As I continue to work at being smart about over-scheduling, I am moving from a season of pruning away figurative life-clutter into a season of getting rid of actual, filling-my-house, clutter.  No one in my house is a collector, or a hoarder, but there is just a lot of, well, stuff.  The way this scenario would have played out in the past goes something like this:  Live, obtain stuff, use stuff, put stuff away in different places, lose stuff as it gets covered by new stuff, organize big heaps of stuff into more structured big heaps of stuff, get frustrated, lose my mind, snap, and spend three weeks using every open moment to tackle every single room, donating, throwing-away, and super cleaning.  I suppose life experience and parenting has helped me realize that this is not a sustainable system.  So instead I have made the very sensible decision to just take a section at a time as I go about my normal day.  When that shelf is so full that I can't put something else on it without five minutes of balancing things just right, I will take the 15 minutes required to take the stuff down, throw away what is expired, old, and over-used, start a donate bag for the items that someone else could use for a while, and have one less cluttered shelf.  You might ask why I haven't been doing that all along, but this is a paradigm shift for me.  I am fighting life-long learned tendencies to keep things because I might be able to somehow reuse them and save the money and hassle of buying a new one.  It is why I am just starting, 14 years after graduating from college, to throw away gross college t-shirts that I had just in case I needed to a dirty job.  Not even a mechanic could need the amount of ratty t-shirts I have collected.  My need for order and space is finally beating out that need to keep things "just in case."

So far:

  • Expired drug-store items have been trashed (expired in 2009?  really??)
  • Kitchen cabinets have been cleared of glassware (how did we ever collect enough sets of margarita glasses and beer steins to entertain an entire frat house?)
  • Place-mats that have been used since we were married have been replaced (10 years creates a lot of stains)
  • Another bag of clothes has been donated
  • An armada of plastic grocery bags has been dropped off at the store for recycling
  • At least a year's-worth of batteries was taken for recycling (did I mention we have a three-year-old who likes toys that make noise?)
Next up is a bag of old shoes that need to be taken from my closet floor to a recycle drop off  location.  Since spring is around the corner, I'm guessing something in the garage isn't far behind.  The difference between today and five years ago is that in the past, that list of what has already been done would have been forced into a single weekend and I would have been near-tears by Sunday night.  Present-day, I have completed those things comfortably over the course of the last month or so, and none of them have felt like an imposition to complete.  And yes, it feels really good to not have things come tumbling out of the medicine cabinet when it is opened, and to eat on pretty place-mats.

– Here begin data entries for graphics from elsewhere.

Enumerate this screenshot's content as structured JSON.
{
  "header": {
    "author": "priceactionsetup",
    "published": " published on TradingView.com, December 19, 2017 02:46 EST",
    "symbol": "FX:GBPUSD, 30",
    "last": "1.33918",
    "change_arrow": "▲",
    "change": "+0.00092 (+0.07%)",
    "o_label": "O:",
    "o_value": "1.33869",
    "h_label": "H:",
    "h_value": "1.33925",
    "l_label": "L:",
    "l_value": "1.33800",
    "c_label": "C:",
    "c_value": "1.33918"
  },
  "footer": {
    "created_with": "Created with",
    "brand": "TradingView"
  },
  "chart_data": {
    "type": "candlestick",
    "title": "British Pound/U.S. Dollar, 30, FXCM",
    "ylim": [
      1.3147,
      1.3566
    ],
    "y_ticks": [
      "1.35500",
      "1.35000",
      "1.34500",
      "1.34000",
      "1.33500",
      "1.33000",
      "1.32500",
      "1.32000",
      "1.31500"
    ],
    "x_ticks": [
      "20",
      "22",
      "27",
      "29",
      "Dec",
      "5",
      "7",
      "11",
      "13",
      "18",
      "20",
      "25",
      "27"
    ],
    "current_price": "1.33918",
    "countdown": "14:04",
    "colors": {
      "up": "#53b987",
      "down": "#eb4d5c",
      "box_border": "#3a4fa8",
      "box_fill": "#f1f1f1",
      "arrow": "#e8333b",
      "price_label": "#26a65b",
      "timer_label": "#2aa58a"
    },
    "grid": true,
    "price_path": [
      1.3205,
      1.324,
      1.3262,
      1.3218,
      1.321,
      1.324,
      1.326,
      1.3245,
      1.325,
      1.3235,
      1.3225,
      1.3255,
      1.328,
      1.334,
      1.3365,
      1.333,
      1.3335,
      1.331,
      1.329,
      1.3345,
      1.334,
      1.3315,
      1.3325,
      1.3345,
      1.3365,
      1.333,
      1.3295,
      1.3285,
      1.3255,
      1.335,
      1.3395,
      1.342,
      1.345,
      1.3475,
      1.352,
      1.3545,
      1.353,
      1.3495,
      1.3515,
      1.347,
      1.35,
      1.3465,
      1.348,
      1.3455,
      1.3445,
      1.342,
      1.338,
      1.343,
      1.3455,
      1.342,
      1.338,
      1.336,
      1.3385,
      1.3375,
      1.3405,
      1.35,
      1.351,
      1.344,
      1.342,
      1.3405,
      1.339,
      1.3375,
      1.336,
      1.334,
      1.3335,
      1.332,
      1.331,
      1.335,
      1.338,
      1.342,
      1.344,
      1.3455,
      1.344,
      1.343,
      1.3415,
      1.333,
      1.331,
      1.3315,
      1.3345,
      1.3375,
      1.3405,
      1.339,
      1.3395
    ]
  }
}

I am still wondering what finally changed in me that I decided to do things differently.  Clearly, scaling back has been the over-riding theme this past year, and it is a very welcome and positive move.  I'm just not sure what finally pushed me, gave me the bravery, the ability to stand up to myself, the oom-pha, to finally just do it.  I suppose that shouldn't matter, but it is something I ponder anyway.

What mountains have you scaled after living under the assumption they were just too high?  What changes are being put on your heart that you might not be paying enough attention to yet?